Consider a two dimensional square lattice ($n$ by $n$), which is our space $S$ (each point labelled by an index $1\to n^2$), containing two types of particles, distinguished here by either an index $1$ or $2$. There are $4$ of them on the lattice, $A_1$, $A_2$, $B_1$ and $B_2$. (Note that $A$'s are distinguishable from $B$'s).
The system evolves stochastically for a span of time $t$, where each particle is allowed to make a random jump at each step (i.e. $1$ particle jumping per step), within the lattice. The type $1$ particles have a different discrete jump compared to type $2$ ones, namely for the former the jumps can only be diagonal (i.e. both coordinates change by same amount $\Delta_1=(\pm \alpha,\pm \alpha)$) and for the latter they are lateral (i.e. only one coordinate can change for each jump, $\Delta_2=(\pm \beta, 0)$ or $(0, \pm \beta)$). No two particles can occupy the same point.
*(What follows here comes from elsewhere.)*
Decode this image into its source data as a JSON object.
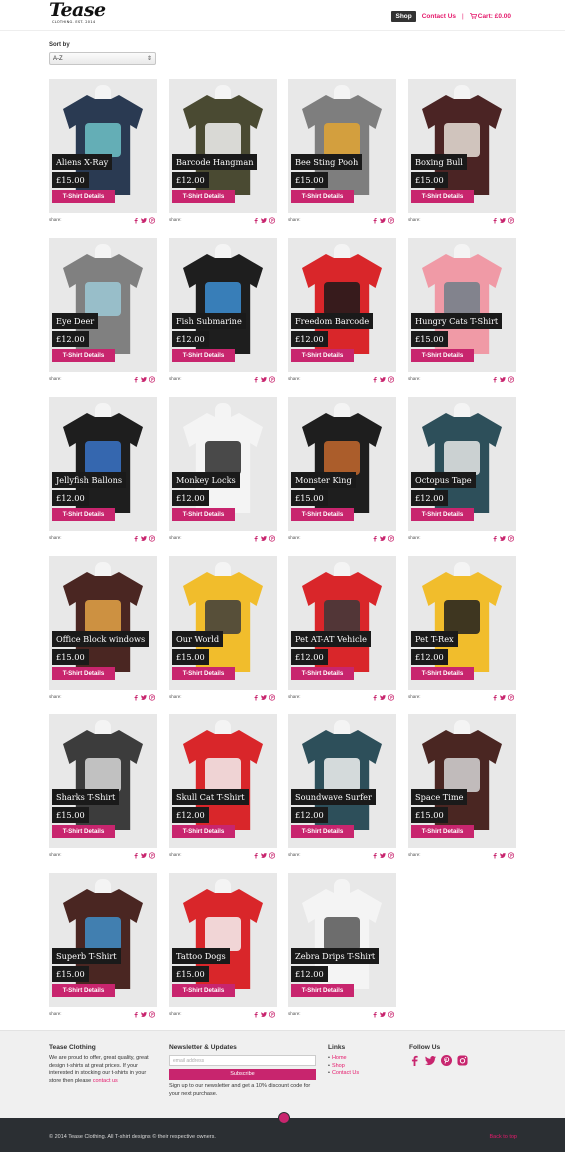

- Given that we have 4 particles, the states are given by vectors of $n^2$ components (Initial state: $I_0=(A_1, A_2, B_1, B_2, \cdots)$) and $T$ is an $n$ by $n$ matrix. A specific example one could consider $n=4,$ $\alpha=1$ and $\beta=2$ (if the general case is difficult to discuss about).
Given only the above (type of lattice, particles and types, size ...), what extent of the transition matrix $T$ of this random walk of 4-particles can already be written down in order to study its emergent properties?